You don’t need a big down payment. First-time District of Columbia homebuyers with good salaries but minimal savings often assume they’ll need a huge down payment, like 20 percent of the cost of the home. The truth is, you don’t. “It changes the field dramatically when you can buy with 3 percent or 10 percent down instead of coming up with 20 percent, because your salary can support a bigger monthly payment,” Boyce says. Many lenders are doing 3 to 5 percent down on conventional financing these days. It’s something that many first-time buyers aren’t aware of, but it ultimately costs less than a traditional Federal Housing Administration mortgage.

Buyers also worry about what the market will think of their purchase for resale reasons. These statistics may be useful in other parts of the country, but not so in our nation’s capital, where almost everyone is looking for an easy commute and access to fun and entertainment, according to Boyce. “Usually, everyone wants the same thing and spends money in the same way,” she says.

Don’t overlook homes that sit on the market.

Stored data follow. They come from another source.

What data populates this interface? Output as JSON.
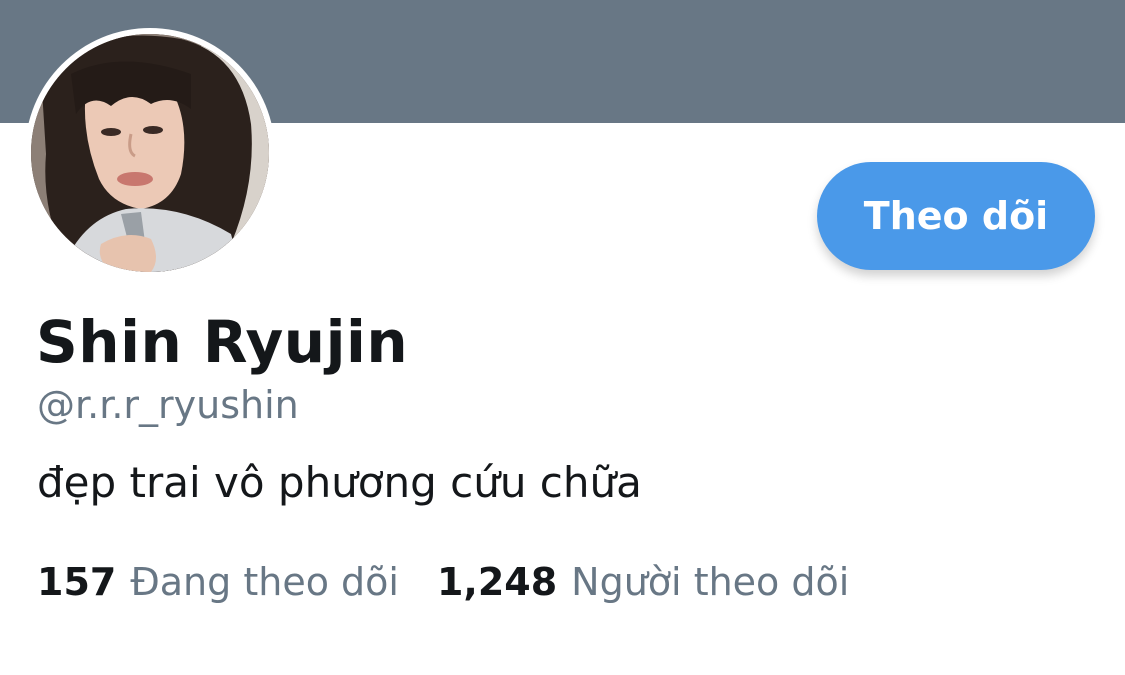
{
  "profile": {
    "display_name": "Shin Ryujin",
    "handle": "@r.r.r_ryushin",
    "bio": "đẹp trai vô phương cứu chữa",
    "follow_label": "Theo dõi",
    "stats": {
      "following_count": "157",
      "following_label": "Đang theo dõi",
      "followers_count": "1,248",
      "followers_label": "Người theo dõi"
    }
  },
  "colors": {
    "banner": "#687785",
    "accent": "#4a99e9",
    "text_primary": "#14171a",
    "text_secondary": "#687785"
  }
}
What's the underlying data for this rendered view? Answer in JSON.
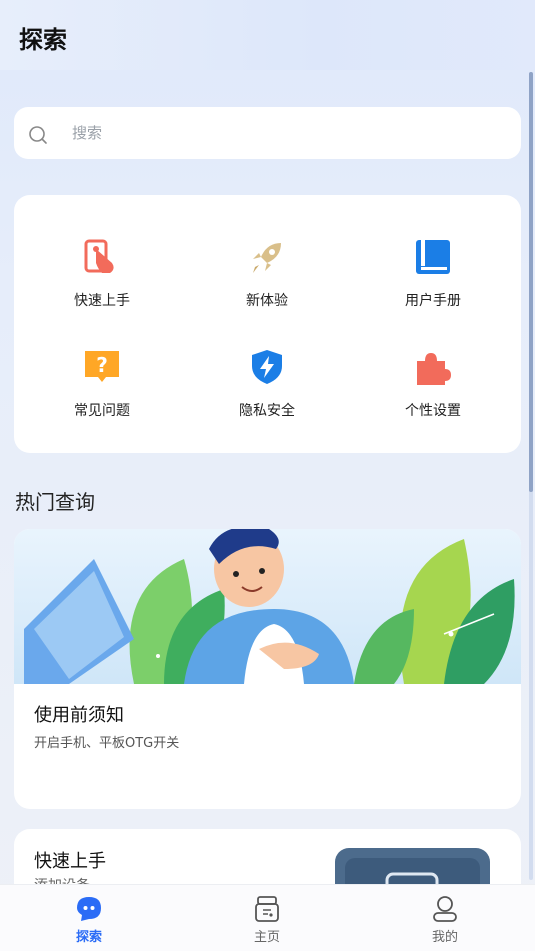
{
  "header": {
    "title": "探索"
  },
  "search": {
    "placeholder": "搜索"
  },
  "grid": {
    "items": [
      {
        "label": "快速上手",
        "icon": "tap-hand-icon",
        "color": "#f26b5b"
      },
      {
        "label": "新体验",
        "icon": "rocket-icon",
        "color": "#d9bf8a"
      },
      {
        "label": "用户手册",
        "icon": "book-icon",
        "color": "#1b7ee6"
      },
      {
        "label": "常见问题",
        "icon": "question-icon",
        "color": "#ffa726"
      },
      {
        "label": "隐私安全",
        "icon": "shield-icon",
        "color": "#1b7ee6"
      },
      {
        "label": "个性设置",
        "icon": "puzzle-icon",
        "color": "#f26b5b"
      }
    ]
  },
  "hot": {
    "section_title": "热门查询",
    "card_title": "使用前须知",
    "card_subtitle": "开启手机、平板OTG开关"
  },
  "quick": {
    "title": "快速上手",
    "subtitle": "添加设备"
  },
  "tabs": [
    {
      "label": "探索",
      "icon": "explore-chat-icon",
      "active": true
    },
    {
      "label": "主页",
      "icon": "device-icon",
      "active": false
    },
    {
      "label": "我的",
      "icon": "user-icon",
      "active": false
    }
  ],
  "colors": {
    "accent": "#2b6cf6"
  }
}
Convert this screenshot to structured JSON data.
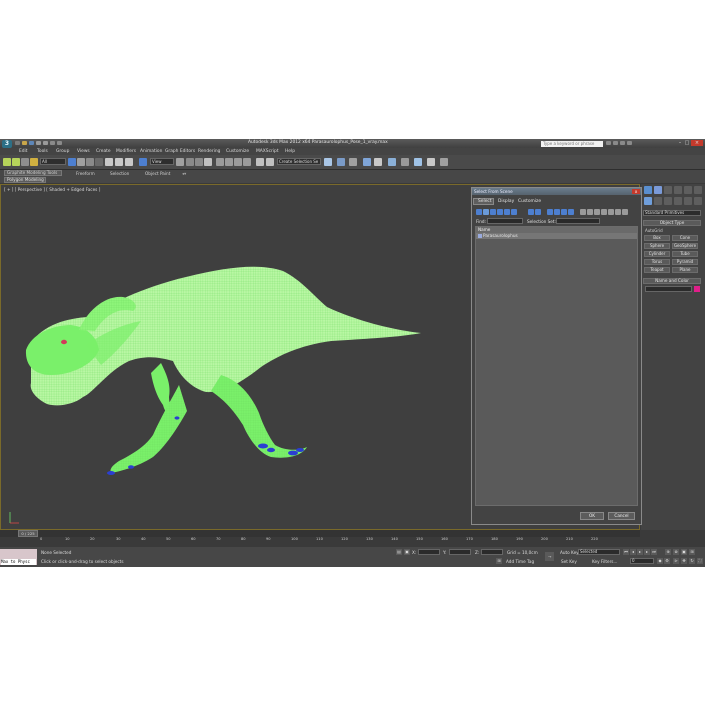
{
  "app": {
    "logo": "3",
    "title": "Autodesk 3ds Max  2012 x64     Parasaurolophus_Pose_1_vray.max",
    "search_placeholder": "Type a keyword or phrase"
  },
  "menubar": [
    "Edit",
    "Tools",
    "Group",
    "Views",
    "Create",
    "Modifiers",
    "Animation",
    "Graph Editors",
    "Rendering",
    "Customize",
    "MAXScript",
    "Help"
  ],
  "toolbar": {
    "filter_value": "All",
    "view_value": "View",
    "selection_set_value": "Create Selection Se"
  },
  "ribbon": {
    "tabs": [
      "Graphite Modeling Tools",
      "Freeform",
      "Selection",
      "Object Paint"
    ],
    "active_tab": "Graphite Modeling Tools",
    "panel": "Polygon Modeling"
  },
  "viewport": {
    "label": "[ + ] [ Perspective ] [ Shaded + Edged Faces ]",
    "model_color": "#7af06a",
    "background": "#3f3f3f"
  },
  "command_panel": {
    "dropdown": "Standard Primitives",
    "object_type_title": "Object Type",
    "autogrid_label": "AutoGrid",
    "primitives": [
      "Box",
      "Cone",
      "Sphere",
      "GeoSphere",
      "Cylinder",
      "Tube",
      "Torus",
      "Pyramid",
      "Teapot",
      "Plane"
    ],
    "name_color_title": "Name and Color",
    "swatch_color": "#e01f8a"
  },
  "dialog": {
    "title": "Select From Scene",
    "close_label": "x",
    "menus": [
      "Select",
      "Display",
      "Customize"
    ],
    "find_label": "Find:",
    "selection_set_label": "Selection Set:",
    "column_header": "Name",
    "rows": [
      "Parasaurolophus"
    ],
    "ok_label": "OK",
    "cancel_label": "Cancel"
  },
  "timeline": {
    "frame_label": "0 / 225",
    "ticks": [
      "0",
      "10",
      "20",
      "30",
      "40",
      "50",
      "60",
      "70",
      "80",
      "90",
      "100",
      "110",
      "120",
      "130",
      "140",
      "150",
      "160",
      "170",
      "180",
      "190",
      "200",
      "210",
      "220"
    ]
  },
  "statusbar": {
    "maxscript_text": "Max to Physc",
    "status_text": "None Selected",
    "prompt_text": "Click or click-and-drag to select objects",
    "x_label": "X:",
    "y_label": "Y:",
    "z_label": "Z:",
    "grid_label": "Grid = 10,0cm",
    "add_time_tag": "Add Time Tag",
    "auto_key": "Auto Key",
    "auto_key_value": "Selected",
    "set_key": "Set Key",
    "key_filters": "Key Filters...",
    "frame_value": "0"
  }
}
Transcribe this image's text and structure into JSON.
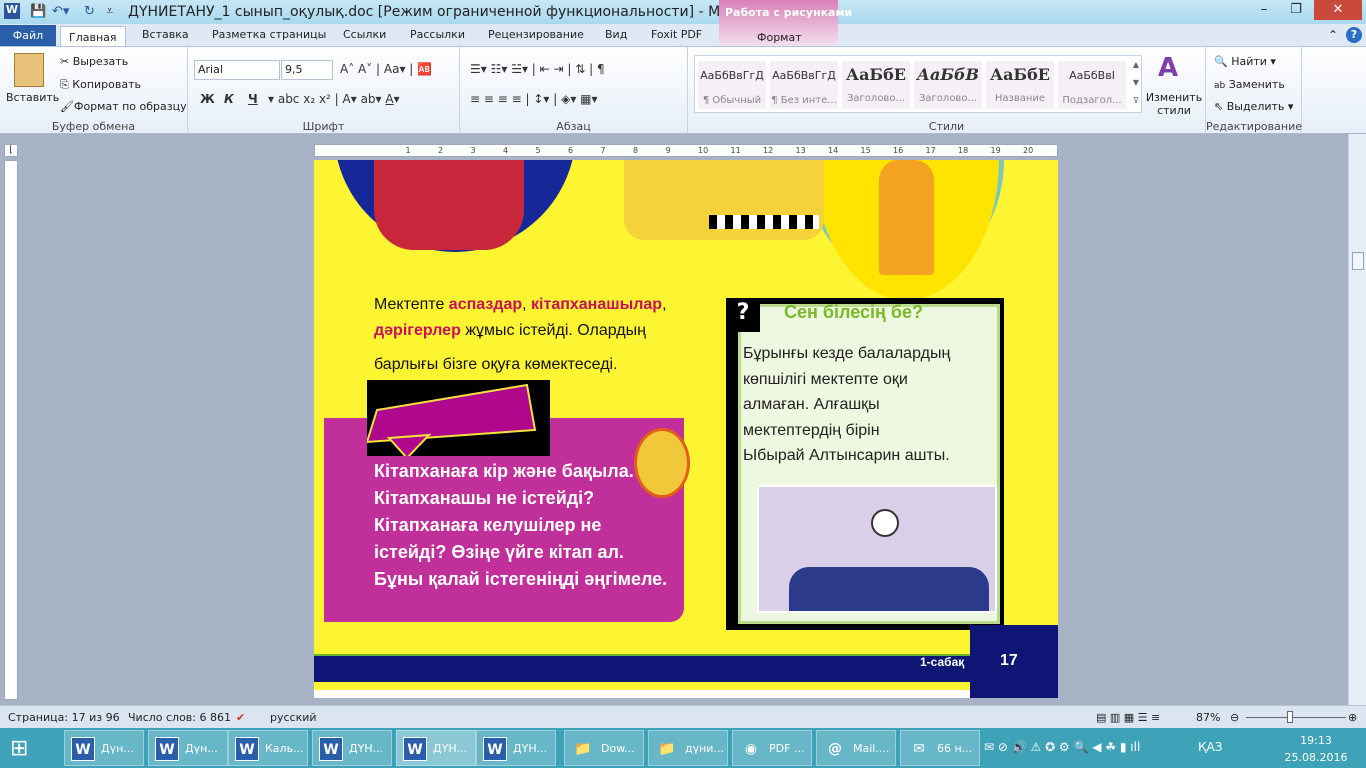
{
  "window": {
    "title": "ДҮНИЕТАНУ_1 сынып_оқулық.doc [Режим ограниченной функциональности]  -  M...",
    "context_group": "Работа с рисунками",
    "context_tab": "Формат"
  },
  "tabs": [
    "Файл",
    "Главная",
    "Вставка",
    "Разметка страницы",
    "Ссылки",
    "Рассылки",
    "Рецензирование",
    "Вид",
    "Foxit PDF"
  ],
  "ribbon": {
    "clipboard": {
      "paste": "Вставить",
      "cut": "Вырезать",
      "copy": "Копировать",
      "format_painter": "Формат по образцу",
      "label": "Буфер обмена"
    },
    "font": {
      "name": "Arial",
      "size": "9,5",
      "label": "Шрифт",
      "bold": "Ж",
      "italic": "К",
      "underline": "Ч"
    },
    "paragraph": {
      "label": "Абзац"
    },
    "styles": {
      "label": "Стили",
      "items": [
        {
          "preview": "АаБбВвГгД",
          "name": "¶ Обычный"
        },
        {
          "preview": "АаБбВвГгД",
          "name": "¶ Без инте..."
        },
        {
          "preview": "АаБбЕ",
          "name": "Заголово..."
        },
        {
          "preview": "АаБбВ",
          "name": "Заголово..."
        },
        {
          "preview": "АаБбЕ",
          "name": "Название"
        },
        {
          "preview": "АаБбВвI",
          "name": "Подзагол..."
        }
      ],
      "change": "Изменить стили"
    },
    "editing": {
      "find": "Найти",
      "replace": "Заменить",
      "select": "Выделить",
      "label": "Редактирование"
    }
  },
  "page": {
    "intro": {
      "p1": "Мектепте ",
      "w1": "аспаздар",
      ", ": ", ",
      "w2": "кітапханашылар",
      "c2": ",",
      "w3": "дәрігерлер",
      "p2": " жұмыс істейді. Олардың",
      "p3": "барлығы бізге оқуға көмектеседі."
    },
    "task_lines": [
      "Кітапханаға  кір және бақыла.",
      "Кітапханашы  не істейді?",
      "Кітапханаға  келушілер не",
      "істейді?  Өзіңе үйге кітап ал.",
      "Бұны қалай істегеніңді  әңгімеле."
    ],
    "did_you_know": {
      "mark": "?",
      "heading": "Сен білесің бе?",
      "lines": [
        "Бұрынғы кезде балалардың",
        "көпшілігі мектепте оқи",
        "алмаған.  Алғашқы",
        "мектептердің бірін",
        "Ыбырай Алтынсарин ашты."
      ]
    },
    "lesson": "1-сабақ",
    "page_number": "17"
  },
  "status": {
    "page": "Страница: 17 из 96",
    "words": "Число слов: 6 861",
    "language": "русский",
    "zoom": "87%",
    "zoom_percent": 87
  },
  "taskbar": {
    "items": [
      {
        "icon": "W",
        "label": "Дүн..."
      },
      {
        "icon": "W",
        "label": "Дүн..."
      },
      {
        "icon": "W",
        "label": "Каль..."
      },
      {
        "icon": "W",
        "label": "ДҮН..."
      },
      {
        "icon": "W",
        "label": "ДҮН..."
      },
      {
        "icon": "W",
        "label": "ДҮН..."
      },
      {
        "icon": "folder",
        "label": "Dow..."
      },
      {
        "icon": "folder",
        "label": "дүни..."
      },
      {
        "icon": "chrome",
        "label": "PDF ..."
      },
      {
        "icon": "mail-agent",
        "label": "Mail...."
      },
      {
        "icon": "envelope",
        "label": "66 н..."
      }
    ],
    "lang": "ҚАЗ",
    "time": "19:13",
    "date": "25.08.2016"
  },
  "colors": {
    "page_yellow": "#fdf432",
    "magenta": "#c02f9a",
    "navy": "#0e1575",
    "green_heading": "#7ab828",
    "keyword_red": "#c8105b",
    "taskbar": "#3ea3b9"
  }
}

It’s tempting to compete for properties fresh on the market, but those homes often have multiple buyers and offers. “First-time buyers usually don’t play well in an all-cash market, and aren’t able to compete as effectively for those properties that get a lot of initial interest,” Bender says.

To get a good price, a better strategy is to look at a home that’s been on the market for a while. You might find something you like, and the seller is more likely to lower the price of the home.

Look at the neighborhood’s rental rates. High rental rates mean a potential windfall if you move out of your home and rent it to tenants. If the rental rates are higher than your mortgage payment, “it makes sense on several levels to purchase rather than rent there,” according to Bender. A higher rental rate than your payment is a sign of a good investment.

[See: Weird Home Features That May Confuse Homebuyers.]

Work with an experienced agent. For a challenging market like Washington, D.C., make sure you work with a well-qualified real estate agent who can troubleshoot for you. Whether it’s an overpriced property or a fixer-upper that’s ripe to become a money pit, first-time buyers can get in over their heads. “As an agent representing first-time home buyers, I will sell them the house that I would buy myself,” Galang-Mason says.

Bottom line: know your priorities, Boyce says. “D.C. is a fun city and a great place to live. If you find someone you trust who will guide you through the process, it will work out well.”